In 1945, through his continued friendship with Gruber and Marchand, Venard shared mutual success. He remained faithful to a Cubist style, and progressively accentuated the chromatics of his pallet up to reaching the extremes of his colour range, which he used in very thick forms and applied with multiple tools, including brush and pallet knife.
Venard’s style achieved putting different views of his subjects, usually objects or figures, together in the same picture. This resulted in paintings that appear fragmented and abstracted.
By breaking objects and figures down into distinct areas or planes, Venard aimed to not only show different viewpoints at the same time and within the same space but also to emphasize the two dimensional flatness of the canvas instead of creating the illusion of depth. This marked a revolutionary break with the tradition.

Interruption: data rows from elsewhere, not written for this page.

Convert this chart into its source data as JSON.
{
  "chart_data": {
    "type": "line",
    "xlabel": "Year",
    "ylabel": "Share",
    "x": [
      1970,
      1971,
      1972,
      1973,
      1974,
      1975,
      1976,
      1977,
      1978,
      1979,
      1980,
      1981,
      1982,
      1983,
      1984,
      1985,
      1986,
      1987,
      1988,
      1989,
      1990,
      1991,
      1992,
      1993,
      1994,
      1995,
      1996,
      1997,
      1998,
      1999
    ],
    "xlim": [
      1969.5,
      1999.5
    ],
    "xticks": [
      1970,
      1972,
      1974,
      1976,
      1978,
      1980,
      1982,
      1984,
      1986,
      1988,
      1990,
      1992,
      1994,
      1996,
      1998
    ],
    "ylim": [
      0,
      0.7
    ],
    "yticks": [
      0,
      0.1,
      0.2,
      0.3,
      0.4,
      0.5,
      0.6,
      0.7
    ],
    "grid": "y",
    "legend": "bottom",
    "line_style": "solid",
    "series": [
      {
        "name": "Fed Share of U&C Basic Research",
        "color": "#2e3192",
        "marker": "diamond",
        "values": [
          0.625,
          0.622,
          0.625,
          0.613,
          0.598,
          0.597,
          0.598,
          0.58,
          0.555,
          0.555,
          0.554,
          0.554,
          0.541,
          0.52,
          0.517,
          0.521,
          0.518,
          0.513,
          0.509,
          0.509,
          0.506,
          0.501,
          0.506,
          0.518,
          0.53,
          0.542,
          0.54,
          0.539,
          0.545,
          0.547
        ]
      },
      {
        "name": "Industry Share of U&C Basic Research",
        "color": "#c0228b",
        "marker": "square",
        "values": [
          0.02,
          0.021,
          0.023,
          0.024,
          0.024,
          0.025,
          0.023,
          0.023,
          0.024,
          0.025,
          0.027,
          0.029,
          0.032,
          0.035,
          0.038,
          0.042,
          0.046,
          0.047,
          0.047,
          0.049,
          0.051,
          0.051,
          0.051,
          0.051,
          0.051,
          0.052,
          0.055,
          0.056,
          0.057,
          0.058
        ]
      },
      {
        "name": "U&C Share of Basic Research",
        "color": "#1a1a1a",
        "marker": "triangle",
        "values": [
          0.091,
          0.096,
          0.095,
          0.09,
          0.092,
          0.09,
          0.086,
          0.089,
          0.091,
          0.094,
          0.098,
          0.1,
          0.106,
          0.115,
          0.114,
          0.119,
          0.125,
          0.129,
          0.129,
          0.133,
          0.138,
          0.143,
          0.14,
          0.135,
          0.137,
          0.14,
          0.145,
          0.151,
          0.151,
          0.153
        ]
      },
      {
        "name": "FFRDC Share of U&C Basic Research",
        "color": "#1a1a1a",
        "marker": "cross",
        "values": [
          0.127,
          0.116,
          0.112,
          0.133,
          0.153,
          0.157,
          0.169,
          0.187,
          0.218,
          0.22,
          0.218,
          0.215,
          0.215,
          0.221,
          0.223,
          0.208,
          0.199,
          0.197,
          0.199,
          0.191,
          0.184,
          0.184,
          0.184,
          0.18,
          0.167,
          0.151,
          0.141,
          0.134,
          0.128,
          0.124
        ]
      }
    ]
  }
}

Venard’s work was partly influenced by the late work of Pau Cezanne, Pablo Picasso and Georges Braque showing everything reduced to geometric outlines. Venard’s style became quite individual finding his own style within the title of Post Cubism.
Claud Venard’s career was a busy one, having one man shows in London, New York, Paris, Dusseldorf, Munich, Buenos Aires, Holland and Belgium. Venard also had successful shows in Tokyo, Canada, Philadelphia and Chicago. These were enviable markets which other artists found difficult to conquer.
With success came the fruits of his labour enabling Venard to have an enjoyable lifestyle, and it would be true to say that his popularity continues today with collectors reaching all parts of the globe.